John Haddock, CHAMP Private Equity CEO: A non-deal roadshow for CHAMP's Accolade is underway.
John Haddock, CHAMP Private Equity CEO: A non-deal roadshow for CHAMP's Accolade is underway.

Treasury Wines Estates has added a little wrinkle to the potential float of Accolade Wines by terminating a wine bottling deal in the United Kingdom with the ASX aspirant. 

Treasury has given Accolade notice that it intends to cease a wine bottling initiative whereby many of Treasury's European brands are packaged up at the large Accolade facility in Bristol.

But the deal won't end quickly. Under the terms of the agreement it will be three years before Accolade actually stops bottling Treasury grog at its giant plant. 

The original agreement was struck in 2012 under a reciprocal arrangement where many of Treasury's brands destined for Europe are bottled by Accolade in the UK. In turn, Treasury began bottling a range of Accolade brands in Australia at Treasury's Wolf Blass facility near Nuriootpa in South Australia.

Two months ago The Australian Financial Review revealed plans by Accolade to invest up to $40 million on expanding its winery at Berri in South Australia's Riverland. This meant it would bottle its own brands again in Australia.

The dual hemisphere reshuffling comes as Accolade, owner of Hardys, Leasingham, Grant Burge and Mud House, works through its non-deal roadshow ahead of a planned $1 billion-plus ASX listing in the first half of 2017, first revealed by Street Talk.

Fund managers have been seeking reassurance from Accolade's management and 80 per cent owner CHAMP Private Equity that the backwash from the Brexit vote and the potentially slow unravelling of the European Union won't cause things to go sour.

The British pound has taken a thumping and is down around 20 per cent since June. Close to 50 per cent of Accolade's earnings come from the United Kingdom.

Elsewhere, Allegro Funds has acquired West Australian drilling outfit JSW Australia. 

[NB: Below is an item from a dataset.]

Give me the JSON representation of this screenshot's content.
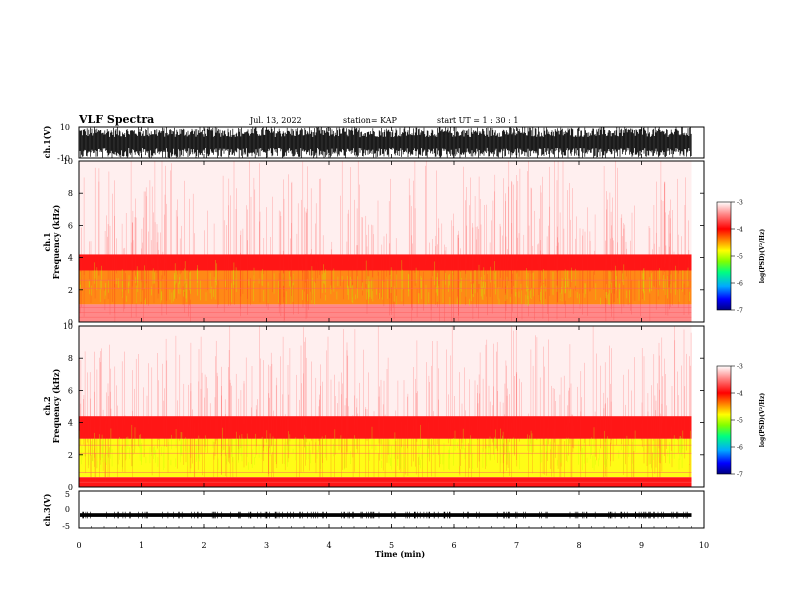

As revealed by Street Talk, the Sydney-based private equity group received approval for the purchase at a creditors' meeting on Thursday

JSW, a mine production and specialist drilling services business, is a subsidiary of Hughes Drilling, which went into voluntary administration in September.

"Despite being in voluntary administration since September, JSW has continued to win work and has a promising contract pipeline, which shows the underlying strength of the business," Allegro managing director Adrian Loader told Street Talk.

"We intend to build on this by allocating capital for development and growth and improving governance and systems, further enhancing our capacity to service new and existing customers."

The deal marks Allegro's fifth investment in Allegro Fund II.